“How many?” asked the dealer.
“I will take one card, if you please,” he said, throwing away the ace.
He glanced at the card, as he put it into his hand: it was a king; he had a straight. Then he watched what the others were taking. The player on his left also asked for one—a doubtful intimation. His next neighbor asked for two—probably he had three of a kind. The dealer threw up his cards. The age had already taken three—no doubt he had started with the common or garden pair.
It was Lionel’s turn to bet.
“Well,” said he, “I will just go five shillings on this little lot.”
“I will see your five shillings and go a sovereign better,” said his neighbor.
“That’s twenty-five shillings for me to come in,” said he who had taken two cards. “Well, I’ll raise you another sovereign.”
The age went out.
“Two sovereigns against me,” said Lionel “Very well, then, I’ll just raise you another.”
“And another.”
This frightened the third player, who incontinently retired.

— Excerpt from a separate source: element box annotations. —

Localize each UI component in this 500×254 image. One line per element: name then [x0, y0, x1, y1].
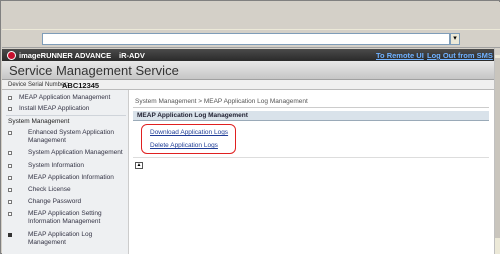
delete-application-logs-link[interactable]: Delete Application Logs — [150, 142, 218, 149]
sidebar-section-label: System Management — [8, 118, 70, 125]
highlight-box: Download Application Logs Delete Applica… — [141, 124, 236, 154]
browser-window: ▾ imageRUNNER ADVANCE iR-ADV To Remote U… — [0, 0, 500, 254]
sidebar: MEAP Application Management Install MEAP… — [2, 90, 129, 254]
panel-title: MEAP Application Log Management — [137, 112, 248, 119]
sidebar-item-label[interactable]: MEAP Application Information — [28, 174, 126, 182]
brand-name: imageRUNNER ADVANCE — [19, 51, 112, 60]
sidebar-item-label[interactable]: MEAP Application Management — [19, 94, 127, 102]
bullet-icon — [8, 188, 12, 192]
panel-header: MEAP Application Log Management — [133, 111, 489, 121]
model-name: iR-ADV — [119, 51, 145, 60]
download-application-logs-link[interactable]: Download Application Logs — [150, 129, 228, 136]
scroll-thumb[interactable] — [495, 58, 500, 238]
sidebar-item-label[interactable]: Change Password — [28, 198, 126, 206]
bullet-icon — [8, 96, 12, 100]
sidebar-item-label[interactable]: Check License — [28, 186, 126, 194]
bullet-icon — [8, 131, 12, 135]
canon-logo-icon — [7, 51, 16, 60]
bullet-icon — [8, 151, 12, 155]
sidebar-item-label[interactable]: MEAP Application Setting Information Man… — [28, 210, 126, 226]
sidebar-item-label[interactable]: Enhanced System Application Management — [28, 129, 126, 145]
page-title: Service Management Service — [9, 63, 179, 78]
main-content: System Management > MEAP Application Log… — [129, 90, 494, 254]
bullet-icon — [8, 164, 12, 168]
scroll-up-button[interactable] — [495, 48, 500, 55]
app-top-bar: imageRUNNER ADVANCE iR-ADV To Remote UI … — [2, 49, 494, 61]
sidebar-item-label[interactable]: Install MEAP Application — [19, 105, 127, 113]
sidebar-item-label[interactable]: System Information — [28, 162, 126, 170]
to-remote-ui-link[interactable]: To Remote UI — [376, 51, 424, 60]
bullet-icon — [8, 212, 12, 216]
address-dropdown-icon[interactable]: ▾ — [450, 33, 460, 45]
sidebar-item-label[interactable]: MEAP Application Log Management — [28, 231, 126, 247]
serial-value: ABC12345 — [62, 81, 100, 90]
serial-label: Device Serial Number: — [8, 82, 69, 88]
content-divider — [133, 157, 489, 158]
serial-bar: Device Serial Number: ABC12345 — [2, 80, 494, 90]
address-input[interactable] — [42, 33, 450, 45]
breadcrumb: System Management > MEAP Application Log… — [135, 98, 308, 105]
bullet-icon — [8, 200, 12, 204]
vertical-scrollbar[interactable] — [494, 48, 500, 254]
browser-toolbar — [2, 2, 500, 30]
logout-link[interactable]: Log Out from SMS — [427, 51, 493, 60]
breadcrumb-divider — [133, 107, 489, 108]
sidebar-divider — [6, 115, 126, 116]
page-title-bar: Service Management Service — [2, 61, 494, 80]
bullet-icon — [8, 233, 12, 237]
bullet-icon — [8, 176, 12, 180]
address-row: ▾ — [2, 30, 500, 48]
back-to-top-icon[interactable]: ▲ — [135, 162, 143, 169]
sidebar-item-label[interactable]: System Application Management — [28, 149, 126, 157]
bullet-icon — [8, 107, 12, 111]
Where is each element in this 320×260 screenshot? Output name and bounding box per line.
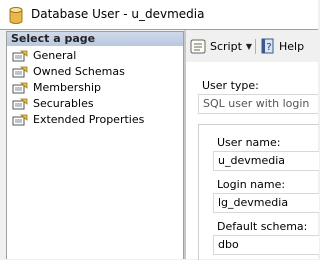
help-button[interactable]: ? Help bbox=[260, 37, 304, 55]
svg-text:?: ? bbox=[266, 42, 271, 53]
page-item-extended-properties[interactable]: Extended Properties bbox=[7, 112, 183, 128]
page-icon bbox=[12, 98, 28, 110]
page-item-label: Owned Schemas bbox=[33, 65, 125, 78]
page-list: General Owned Schemas Membership Securab… bbox=[7, 48, 183, 128]
help-book-icon: ? bbox=[261, 38, 274, 54]
toolbar: Script ▼ ? Help bbox=[186, 31, 318, 61]
page-item-label: General bbox=[33, 49, 77, 62]
database-icon bbox=[9, 7, 23, 24]
script-button[interactable]: Script ▼ bbox=[190, 37, 252, 55]
select-page-pane: Select a page General Owned Schemas Memb… bbox=[6, 31, 184, 259]
page-item-securables[interactable]: Securables bbox=[7, 96, 183, 112]
page-item-label: Extended Properties bbox=[33, 113, 145, 126]
default-schema-field[interactable]: dbo bbox=[213, 235, 319, 255]
script-icon bbox=[190, 39, 206, 54]
user-type-label: User type: bbox=[202, 79, 259, 92]
script-button-label: Script bbox=[210, 39, 242, 53]
page-item-owned-schemas[interactable]: Owned Schemas bbox=[7, 64, 183, 80]
page-item-membership[interactable]: Membership bbox=[7, 80, 183, 96]
user-details-group: User name: u_devmedia Login name: lg_dev… bbox=[198, 124, 319, 260]
page-icon bbox=[12, 66, 28, 78]
page-icon bbox=[12, 114, 28, 126]
help-button-label: Help bbox=[279, 39, 305, 53]
user-type-field[interactable]: SQL user with login bbox=[198, 94, 318, 114]
page-icon bbox=[12, 50, 28, 62]
login-name-label: Login name: bbox=[217, 178, 286, 191]
chevron-down-icon[interactable]: ▼ bbox=[246, 42, 252, 51]
general-page-form: User type: SQL user with login User name… bbox=[186, 62, 319, 260]
select-page-header-label: Select a page bbox=[11, 32, 96, 45]
user-name-label: User name: bbox=[217, 136, 281, 149]
page-item-general[interactable]: General bbox=[7, 48, 183, 64]
window-title: Database User - u_devmedia bbox=[31, 7, 205, 21]
login-name-field[interactable]: lg_devmedia bbox=[213, 193, 319, 213]
user-name-field[interactable]: u_devmedia bbox=[213, 151, 319, 171]
page-item-label: Membership bbox=[33, 81, 101, 94]
page-icon bbox=[12, 82, 28, 94]
page-item-label: Securables bbox=[33, 97, 94, 110]
title-bar: Database User - u_devmedia bbox=[0, 0, 318, 30]
default-schema-label: Default schema: bbox=[217, 220, 308, 233]
select-page-header: Select a page bbox=[7, 32, 183, 46]
toolbar-separator bbox=[255, 39, 256, 54]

There were now left in only Lionel and his antagonist, and each had drawn but one card. Now the guessing came in. Had the player been drawing to two pairs, or to fill a flush or a straight; had he got a full hand; or was he left with his two pairs; or, again, had he failed to fill, and was he betting on a perfectly worthless lot? At all events the two combatants kept hammering away at each other, until there was a goodly pile of gold on the table, and the interest of the silent onlookers was proportionately increased. Were both bluffing and each afraid to call the other? Or was it that cruel and horrible combination—a full hand betting against four of a kind?
“I call you,” said Lionel’s enemy, at length, as he put down the last sovereign he had on the table.
“A straight,” was Lionel’s answer, as he showed his cards.
“Not good enough, my boy,” said the other, as he calmly ranged a flush of diamonds before him.
“Take away the money, Johnny,” said Lionel, as if it were a matter of no moment. “Or wait a second; I’ll go you double or quits.”
But here there was an almost general protest.
“Oh, what’s the use of that, Moore? It was the duke who brought that nonsense in, and it ought to be stopped; it spoils the game. Stick to the legitimate thing. When you once begin that stupidity, there’s no stopping it.”
However, the player whom Lionel had challenged had no mind to deny him.
“For the whole pot, or for what you put in?” he asked.
“Either—whichever you like,” Lionel said, carelessly.
“We’ll say the whole pot, then: either I give you what’s on the table, or you double it,” the lucky young gentleman made answer, as he proceeded to count the sovereigns and chips—there was L28 in all. “Will you call to me? Very well. What do you say this is?”—spinning a sovereign.